Hoy han vuelto a visitarme. Con gesto tranquilo, afirman que yo no soy santo de verdad… Exclamo, aliviado, que por fin se han dado cuenta. Mientras me bajan del pedestal, repiten que no me preocupe, que eso lo van a arreglar con un buen martirio.
Uno más
Buscaba un pueblo escondido en la selva en el que adoraban a los rubios de ojos azules, como yo. Mis compañeros de expedición, desfallecidos, habían regresado a casa. A mí me alimentaba la fe de encontrar esa civilización donde me convertiría en un dios.
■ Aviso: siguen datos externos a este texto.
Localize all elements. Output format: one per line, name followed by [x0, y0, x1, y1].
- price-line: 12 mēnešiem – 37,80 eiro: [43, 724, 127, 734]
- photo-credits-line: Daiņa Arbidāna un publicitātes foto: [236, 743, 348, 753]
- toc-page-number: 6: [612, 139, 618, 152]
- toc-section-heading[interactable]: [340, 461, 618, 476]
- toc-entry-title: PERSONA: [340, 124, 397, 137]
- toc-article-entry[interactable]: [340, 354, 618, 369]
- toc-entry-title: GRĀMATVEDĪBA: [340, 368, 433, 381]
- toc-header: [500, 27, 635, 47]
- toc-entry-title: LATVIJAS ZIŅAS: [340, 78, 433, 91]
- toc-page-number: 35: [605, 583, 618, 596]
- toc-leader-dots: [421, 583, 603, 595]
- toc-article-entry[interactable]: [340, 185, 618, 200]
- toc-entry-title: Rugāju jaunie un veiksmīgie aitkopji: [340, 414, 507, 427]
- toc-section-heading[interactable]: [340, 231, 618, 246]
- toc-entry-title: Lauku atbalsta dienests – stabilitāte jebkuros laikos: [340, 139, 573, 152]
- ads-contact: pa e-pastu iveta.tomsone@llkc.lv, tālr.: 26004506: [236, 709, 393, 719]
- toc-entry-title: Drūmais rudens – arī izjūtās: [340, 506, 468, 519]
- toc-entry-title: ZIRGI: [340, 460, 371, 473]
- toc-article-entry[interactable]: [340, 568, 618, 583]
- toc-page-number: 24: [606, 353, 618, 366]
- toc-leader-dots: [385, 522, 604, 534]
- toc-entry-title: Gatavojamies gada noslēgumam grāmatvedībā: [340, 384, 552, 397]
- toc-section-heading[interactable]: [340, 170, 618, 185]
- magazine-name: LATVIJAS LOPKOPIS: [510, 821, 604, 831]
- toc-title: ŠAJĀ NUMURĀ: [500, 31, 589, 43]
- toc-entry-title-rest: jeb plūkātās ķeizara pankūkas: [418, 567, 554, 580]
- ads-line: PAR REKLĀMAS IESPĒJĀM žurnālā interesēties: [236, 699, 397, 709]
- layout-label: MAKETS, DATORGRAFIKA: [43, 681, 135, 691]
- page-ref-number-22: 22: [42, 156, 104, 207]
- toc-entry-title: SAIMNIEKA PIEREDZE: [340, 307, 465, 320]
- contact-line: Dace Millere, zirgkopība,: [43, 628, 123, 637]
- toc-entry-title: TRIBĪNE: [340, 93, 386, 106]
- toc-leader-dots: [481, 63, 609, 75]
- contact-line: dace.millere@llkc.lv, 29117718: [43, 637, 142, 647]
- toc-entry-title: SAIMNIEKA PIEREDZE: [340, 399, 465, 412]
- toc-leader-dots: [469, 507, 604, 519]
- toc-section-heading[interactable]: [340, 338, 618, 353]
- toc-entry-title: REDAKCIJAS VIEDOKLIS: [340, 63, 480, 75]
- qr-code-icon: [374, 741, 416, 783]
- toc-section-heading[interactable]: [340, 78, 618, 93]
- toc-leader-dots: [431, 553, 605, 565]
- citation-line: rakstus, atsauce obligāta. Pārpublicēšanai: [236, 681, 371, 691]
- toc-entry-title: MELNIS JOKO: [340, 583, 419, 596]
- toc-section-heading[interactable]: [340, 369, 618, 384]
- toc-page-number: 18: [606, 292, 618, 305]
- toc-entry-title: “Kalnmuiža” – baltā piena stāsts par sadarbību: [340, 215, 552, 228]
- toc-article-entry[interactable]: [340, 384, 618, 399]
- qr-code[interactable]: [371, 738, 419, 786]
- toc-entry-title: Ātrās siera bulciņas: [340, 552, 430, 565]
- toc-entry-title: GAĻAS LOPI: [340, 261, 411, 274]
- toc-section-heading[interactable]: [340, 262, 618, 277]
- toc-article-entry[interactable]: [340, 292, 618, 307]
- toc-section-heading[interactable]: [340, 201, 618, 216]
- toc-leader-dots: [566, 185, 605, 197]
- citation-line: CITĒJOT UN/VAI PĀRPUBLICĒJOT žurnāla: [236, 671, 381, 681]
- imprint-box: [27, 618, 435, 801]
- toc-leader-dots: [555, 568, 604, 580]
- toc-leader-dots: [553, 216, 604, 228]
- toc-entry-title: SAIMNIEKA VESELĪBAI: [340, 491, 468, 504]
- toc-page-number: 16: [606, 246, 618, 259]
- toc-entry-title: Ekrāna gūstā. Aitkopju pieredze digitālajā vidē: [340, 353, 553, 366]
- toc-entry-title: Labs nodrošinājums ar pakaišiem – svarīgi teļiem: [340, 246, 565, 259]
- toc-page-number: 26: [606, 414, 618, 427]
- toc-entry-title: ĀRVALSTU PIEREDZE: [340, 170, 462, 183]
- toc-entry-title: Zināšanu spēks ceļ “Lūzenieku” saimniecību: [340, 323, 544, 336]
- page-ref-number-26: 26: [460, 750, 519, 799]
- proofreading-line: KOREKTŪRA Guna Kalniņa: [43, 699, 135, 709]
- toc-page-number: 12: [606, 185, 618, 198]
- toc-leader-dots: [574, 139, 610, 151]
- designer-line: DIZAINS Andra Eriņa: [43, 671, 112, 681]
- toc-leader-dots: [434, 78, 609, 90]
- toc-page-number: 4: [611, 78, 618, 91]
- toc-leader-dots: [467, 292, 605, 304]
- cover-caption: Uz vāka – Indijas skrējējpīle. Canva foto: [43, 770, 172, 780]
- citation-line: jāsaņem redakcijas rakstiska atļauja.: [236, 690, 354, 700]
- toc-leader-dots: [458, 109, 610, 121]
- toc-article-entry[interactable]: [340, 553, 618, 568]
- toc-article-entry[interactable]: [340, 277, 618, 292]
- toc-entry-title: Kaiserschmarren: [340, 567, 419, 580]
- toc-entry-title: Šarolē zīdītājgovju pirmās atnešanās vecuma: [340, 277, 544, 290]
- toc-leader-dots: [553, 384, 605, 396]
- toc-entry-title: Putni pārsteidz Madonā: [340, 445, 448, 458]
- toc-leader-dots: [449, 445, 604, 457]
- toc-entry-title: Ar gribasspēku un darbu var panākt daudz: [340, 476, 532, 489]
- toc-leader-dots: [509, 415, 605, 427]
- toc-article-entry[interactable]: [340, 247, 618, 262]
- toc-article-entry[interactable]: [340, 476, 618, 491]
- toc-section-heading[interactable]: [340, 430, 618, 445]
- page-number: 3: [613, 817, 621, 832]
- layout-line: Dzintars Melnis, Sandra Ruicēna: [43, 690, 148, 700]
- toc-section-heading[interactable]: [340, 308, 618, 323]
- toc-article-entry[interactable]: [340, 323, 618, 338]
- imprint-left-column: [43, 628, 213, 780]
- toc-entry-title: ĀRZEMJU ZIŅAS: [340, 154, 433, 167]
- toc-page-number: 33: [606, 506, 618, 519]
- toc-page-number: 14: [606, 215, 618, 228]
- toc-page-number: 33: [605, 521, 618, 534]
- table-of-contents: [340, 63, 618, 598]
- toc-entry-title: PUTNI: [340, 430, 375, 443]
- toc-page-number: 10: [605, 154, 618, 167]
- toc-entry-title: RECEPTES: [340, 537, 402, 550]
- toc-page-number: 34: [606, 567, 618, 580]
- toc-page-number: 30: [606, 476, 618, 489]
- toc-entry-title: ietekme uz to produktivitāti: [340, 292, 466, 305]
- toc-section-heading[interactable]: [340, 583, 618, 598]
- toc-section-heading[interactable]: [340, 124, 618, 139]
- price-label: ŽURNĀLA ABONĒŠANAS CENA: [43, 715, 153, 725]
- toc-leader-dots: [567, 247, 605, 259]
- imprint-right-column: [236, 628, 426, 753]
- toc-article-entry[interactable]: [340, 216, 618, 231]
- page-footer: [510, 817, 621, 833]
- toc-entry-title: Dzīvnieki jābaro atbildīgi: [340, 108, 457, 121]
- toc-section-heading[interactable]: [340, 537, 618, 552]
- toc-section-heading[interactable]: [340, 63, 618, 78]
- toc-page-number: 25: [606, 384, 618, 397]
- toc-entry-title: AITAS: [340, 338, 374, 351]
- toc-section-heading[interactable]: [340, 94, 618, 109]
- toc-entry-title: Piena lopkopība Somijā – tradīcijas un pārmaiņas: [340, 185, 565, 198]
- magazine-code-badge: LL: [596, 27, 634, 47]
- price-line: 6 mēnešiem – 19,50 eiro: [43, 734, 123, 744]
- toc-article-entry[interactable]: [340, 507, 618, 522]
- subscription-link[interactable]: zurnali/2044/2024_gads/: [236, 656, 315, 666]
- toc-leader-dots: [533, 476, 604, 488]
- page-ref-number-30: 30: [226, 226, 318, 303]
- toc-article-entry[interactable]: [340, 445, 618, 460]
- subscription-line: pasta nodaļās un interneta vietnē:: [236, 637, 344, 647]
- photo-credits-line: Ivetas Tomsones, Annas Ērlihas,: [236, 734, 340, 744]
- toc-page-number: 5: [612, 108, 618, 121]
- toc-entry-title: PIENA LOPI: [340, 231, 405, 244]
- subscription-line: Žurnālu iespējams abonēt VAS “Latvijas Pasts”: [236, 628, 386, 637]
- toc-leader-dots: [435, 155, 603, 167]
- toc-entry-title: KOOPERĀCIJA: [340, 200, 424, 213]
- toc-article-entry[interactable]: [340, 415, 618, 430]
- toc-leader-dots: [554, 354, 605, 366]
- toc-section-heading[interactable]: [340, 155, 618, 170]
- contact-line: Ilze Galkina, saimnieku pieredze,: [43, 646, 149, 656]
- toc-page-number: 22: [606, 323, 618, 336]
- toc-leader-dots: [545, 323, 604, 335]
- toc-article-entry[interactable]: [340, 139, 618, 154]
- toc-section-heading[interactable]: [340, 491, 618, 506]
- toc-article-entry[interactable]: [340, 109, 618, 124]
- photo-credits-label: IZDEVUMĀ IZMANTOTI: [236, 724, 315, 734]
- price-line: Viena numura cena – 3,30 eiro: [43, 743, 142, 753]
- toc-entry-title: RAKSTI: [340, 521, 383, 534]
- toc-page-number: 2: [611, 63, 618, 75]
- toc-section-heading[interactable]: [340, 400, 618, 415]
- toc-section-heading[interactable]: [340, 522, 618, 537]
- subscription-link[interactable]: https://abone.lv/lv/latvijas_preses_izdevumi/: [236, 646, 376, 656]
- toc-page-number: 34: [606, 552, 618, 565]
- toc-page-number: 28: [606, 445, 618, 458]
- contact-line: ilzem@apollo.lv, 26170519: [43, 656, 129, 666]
Semanas más tarde, a punto de morir por agotamiento, alcancé un río. En la otra orilla, distinguí los restos de los monolitos y las chozas que prometían los mapas. Había cientos de personas rubias y de ojos azules. Ningún rastro ya de indígenas.
Sin confusión
«Nos amamos», decimos al unísono. Le sonrío. Ella se acerca y me acaricia la mejilla. Me emociono, aunque sé que usamos diferentes tiempos verbales.
Hoguera rewinded
Achicharrada por completo, recupero el aliento y me trago los gritos. El fuego se extingue; mi piel y mi carne se recomponen. Un hombre me desata y camino hacia la celda mientras me hidrato con el llanto que reabsorben mis lacrimales. Paso la noche sin dormir, deshaciendo rezos. Vomito la cena, impoluta, sobre un cuenco de madera. El sol sale al atardecer y, cuando llega la mañana, se celebra mi juicio. Empiezan condenándome, pero se echan atrás. Unos soldados me acompañan de nuevo a la celda y, horas más tarde, a mi casa. Allí bailo y canto sin parar de sonreír: he creado una medicina que cura la peste negra. La letra de la canción suena a satánica si se dice al revés. Un vecino me escucha.
Horror de sincronía
El niño se mantiene a flote cuando ya no le hace falta nadar.